Azad has asked Prime Minister Narendra Modi to repeal the farm laws and restore statehood to J&K
Team Clarion
NEW DELHI – Ghulam Nabi Azad, Leader of the Opposition in the Rajya Sabha and senior Congress leader, on Wednesday raised the issue of protesting farmers in the House by recollecting how the Congress government had interacted with farmers’ demands when they were in power.
He requested the government to repeal the three controversial farm laws.
Speaking during the discussion on the motion of thanks to the President’s address, Azad said, “Farmers are ours, not of the Congress, but of you and all of us.”
“We are with you when it comes to fighting against China and Pakistan. But why fight the farmers?” he asked, according to a report in The Hindu.
While condemning the Red Fort violence on Republic Day during the tractor march of farmers, Azad said that those involved should be given strict punishment. But those who are innocent, should not be implicated in false cases.”
Azad, referring to the sedition case filed against Shashi Tharoor, said, “How can a person who has been MoS External Affairs and represented India all over the world be a traitor of the State?”
The Yogi Adityanath government of Uttar Pradesh slapped non-bailable sedition, conspiracy and other charges under the Indian Penal Code (IPC) and IT Act against Congress MP Tharoor as well as six senior journalists and others for conspiring to spread misinformation for inciting farmers and promoting enmity.
Azad also raised the J&K statehood issue and the law and order situation in Jammu and Kashmir following the abrogation of Article 370.

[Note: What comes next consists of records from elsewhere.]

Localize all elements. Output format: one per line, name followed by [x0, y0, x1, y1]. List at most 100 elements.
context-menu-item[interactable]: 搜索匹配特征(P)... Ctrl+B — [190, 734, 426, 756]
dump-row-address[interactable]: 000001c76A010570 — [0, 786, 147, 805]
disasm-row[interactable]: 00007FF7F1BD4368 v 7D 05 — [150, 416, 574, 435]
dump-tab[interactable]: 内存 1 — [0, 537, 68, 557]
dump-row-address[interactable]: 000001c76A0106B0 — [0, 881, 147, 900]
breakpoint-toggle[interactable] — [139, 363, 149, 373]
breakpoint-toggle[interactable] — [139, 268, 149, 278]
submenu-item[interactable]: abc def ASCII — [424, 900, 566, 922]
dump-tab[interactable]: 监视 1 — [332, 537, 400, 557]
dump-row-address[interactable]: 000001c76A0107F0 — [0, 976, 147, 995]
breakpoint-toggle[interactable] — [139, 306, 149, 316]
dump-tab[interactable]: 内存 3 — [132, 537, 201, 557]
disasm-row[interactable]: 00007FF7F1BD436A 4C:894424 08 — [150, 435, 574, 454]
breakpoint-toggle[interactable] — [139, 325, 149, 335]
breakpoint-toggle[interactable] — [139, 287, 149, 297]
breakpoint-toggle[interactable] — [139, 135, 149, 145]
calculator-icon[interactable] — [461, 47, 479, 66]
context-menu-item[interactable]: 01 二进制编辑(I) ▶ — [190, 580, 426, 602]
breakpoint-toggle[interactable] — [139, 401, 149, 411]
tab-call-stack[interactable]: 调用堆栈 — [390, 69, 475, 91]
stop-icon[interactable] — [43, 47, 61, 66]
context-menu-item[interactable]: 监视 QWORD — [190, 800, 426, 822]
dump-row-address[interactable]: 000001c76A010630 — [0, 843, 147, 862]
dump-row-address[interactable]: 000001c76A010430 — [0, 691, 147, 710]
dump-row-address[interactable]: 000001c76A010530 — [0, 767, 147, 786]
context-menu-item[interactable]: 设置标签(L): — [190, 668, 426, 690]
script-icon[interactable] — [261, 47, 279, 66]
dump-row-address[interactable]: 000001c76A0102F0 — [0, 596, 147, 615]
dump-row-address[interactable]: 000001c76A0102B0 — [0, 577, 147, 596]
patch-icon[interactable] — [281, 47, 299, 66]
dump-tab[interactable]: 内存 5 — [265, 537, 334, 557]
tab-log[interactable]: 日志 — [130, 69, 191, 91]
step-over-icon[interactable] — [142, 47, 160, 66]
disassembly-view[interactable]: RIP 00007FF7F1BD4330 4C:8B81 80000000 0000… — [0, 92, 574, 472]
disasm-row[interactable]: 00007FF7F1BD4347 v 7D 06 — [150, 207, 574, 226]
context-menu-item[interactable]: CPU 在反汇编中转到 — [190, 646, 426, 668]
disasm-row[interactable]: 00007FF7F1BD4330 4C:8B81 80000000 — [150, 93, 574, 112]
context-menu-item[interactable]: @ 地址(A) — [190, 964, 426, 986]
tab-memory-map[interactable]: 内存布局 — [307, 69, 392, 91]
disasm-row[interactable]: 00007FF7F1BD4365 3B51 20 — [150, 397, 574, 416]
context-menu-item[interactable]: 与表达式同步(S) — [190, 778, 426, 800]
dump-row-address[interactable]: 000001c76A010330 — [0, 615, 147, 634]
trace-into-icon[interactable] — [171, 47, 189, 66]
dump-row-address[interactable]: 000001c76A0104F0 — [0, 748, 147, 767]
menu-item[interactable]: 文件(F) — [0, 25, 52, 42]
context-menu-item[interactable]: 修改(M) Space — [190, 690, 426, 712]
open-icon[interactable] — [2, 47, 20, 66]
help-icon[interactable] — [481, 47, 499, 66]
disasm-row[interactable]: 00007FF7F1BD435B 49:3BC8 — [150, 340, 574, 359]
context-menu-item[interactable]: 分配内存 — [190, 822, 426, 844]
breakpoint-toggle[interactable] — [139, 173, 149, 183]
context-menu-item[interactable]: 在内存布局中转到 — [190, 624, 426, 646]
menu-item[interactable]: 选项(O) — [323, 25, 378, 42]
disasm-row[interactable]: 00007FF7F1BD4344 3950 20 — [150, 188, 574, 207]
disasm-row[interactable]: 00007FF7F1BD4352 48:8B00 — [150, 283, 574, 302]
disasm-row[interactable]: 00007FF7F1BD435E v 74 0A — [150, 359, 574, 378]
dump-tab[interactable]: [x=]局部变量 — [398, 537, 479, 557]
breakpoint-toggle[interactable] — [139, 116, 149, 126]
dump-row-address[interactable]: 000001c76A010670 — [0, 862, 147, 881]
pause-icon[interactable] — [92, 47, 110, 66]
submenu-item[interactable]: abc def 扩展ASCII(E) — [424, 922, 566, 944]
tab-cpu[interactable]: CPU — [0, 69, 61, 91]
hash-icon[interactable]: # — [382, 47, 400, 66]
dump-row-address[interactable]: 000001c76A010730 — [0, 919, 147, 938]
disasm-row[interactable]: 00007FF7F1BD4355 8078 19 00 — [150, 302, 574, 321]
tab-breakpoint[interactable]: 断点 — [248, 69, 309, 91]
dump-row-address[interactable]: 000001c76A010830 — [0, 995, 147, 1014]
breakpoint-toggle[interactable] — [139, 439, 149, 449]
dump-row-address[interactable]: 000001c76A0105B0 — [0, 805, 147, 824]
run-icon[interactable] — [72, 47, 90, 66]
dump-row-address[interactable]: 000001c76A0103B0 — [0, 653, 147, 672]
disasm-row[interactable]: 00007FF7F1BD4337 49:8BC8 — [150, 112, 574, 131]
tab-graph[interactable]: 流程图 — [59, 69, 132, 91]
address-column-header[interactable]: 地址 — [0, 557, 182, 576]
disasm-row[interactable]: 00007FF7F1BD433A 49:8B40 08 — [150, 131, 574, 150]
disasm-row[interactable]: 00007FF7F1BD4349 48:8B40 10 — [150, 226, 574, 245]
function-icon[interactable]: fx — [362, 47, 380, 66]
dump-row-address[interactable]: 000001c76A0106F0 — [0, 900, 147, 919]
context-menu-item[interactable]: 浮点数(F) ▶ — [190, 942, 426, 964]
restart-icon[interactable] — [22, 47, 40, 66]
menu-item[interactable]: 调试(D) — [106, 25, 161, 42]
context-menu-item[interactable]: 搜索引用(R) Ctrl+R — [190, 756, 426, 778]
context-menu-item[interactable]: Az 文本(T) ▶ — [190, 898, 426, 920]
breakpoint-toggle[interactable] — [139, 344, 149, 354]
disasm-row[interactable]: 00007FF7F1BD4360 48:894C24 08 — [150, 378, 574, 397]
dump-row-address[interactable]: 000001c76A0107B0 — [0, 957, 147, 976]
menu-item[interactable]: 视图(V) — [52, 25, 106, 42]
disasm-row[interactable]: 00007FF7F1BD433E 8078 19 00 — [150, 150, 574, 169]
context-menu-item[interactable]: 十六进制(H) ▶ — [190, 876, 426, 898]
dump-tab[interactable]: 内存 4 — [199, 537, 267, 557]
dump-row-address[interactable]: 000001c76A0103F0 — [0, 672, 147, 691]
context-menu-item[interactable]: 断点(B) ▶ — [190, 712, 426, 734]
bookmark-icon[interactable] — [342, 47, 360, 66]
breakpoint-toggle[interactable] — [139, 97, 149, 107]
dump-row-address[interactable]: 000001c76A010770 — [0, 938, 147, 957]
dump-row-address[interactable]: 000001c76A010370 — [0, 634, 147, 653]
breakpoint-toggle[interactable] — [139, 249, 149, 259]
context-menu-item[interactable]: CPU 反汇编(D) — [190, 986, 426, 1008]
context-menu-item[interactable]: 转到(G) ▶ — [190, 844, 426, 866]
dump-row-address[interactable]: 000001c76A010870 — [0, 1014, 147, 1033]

“I never heard Atal Bihari Vajpayee or any other BJP leader demanding that Jammu and Kashmir be split into two. There was a demand for UT in only one district of Ladakh (Leh), not Kargil,” Azad said, media reports said.
Azad further said that the law and order was 100 times better when Jammu and Kashmir was a state.
“Developmental works were 100 times better when there was a state government, even when it had the BJP-PDP government,” he said.
Azad also spoke about tourism in J&K after the bifurcation of the state and said tourism and education had been finished.
“The internet connection is often cut off, and even when available, it is 2G. In the age of 4G connectivity, how can we do anything with 2G? This is affecting the education of students, especially during this pandemic,” Azad said, and asked Prime Minister Narendra Modi to restore statehood to J&K.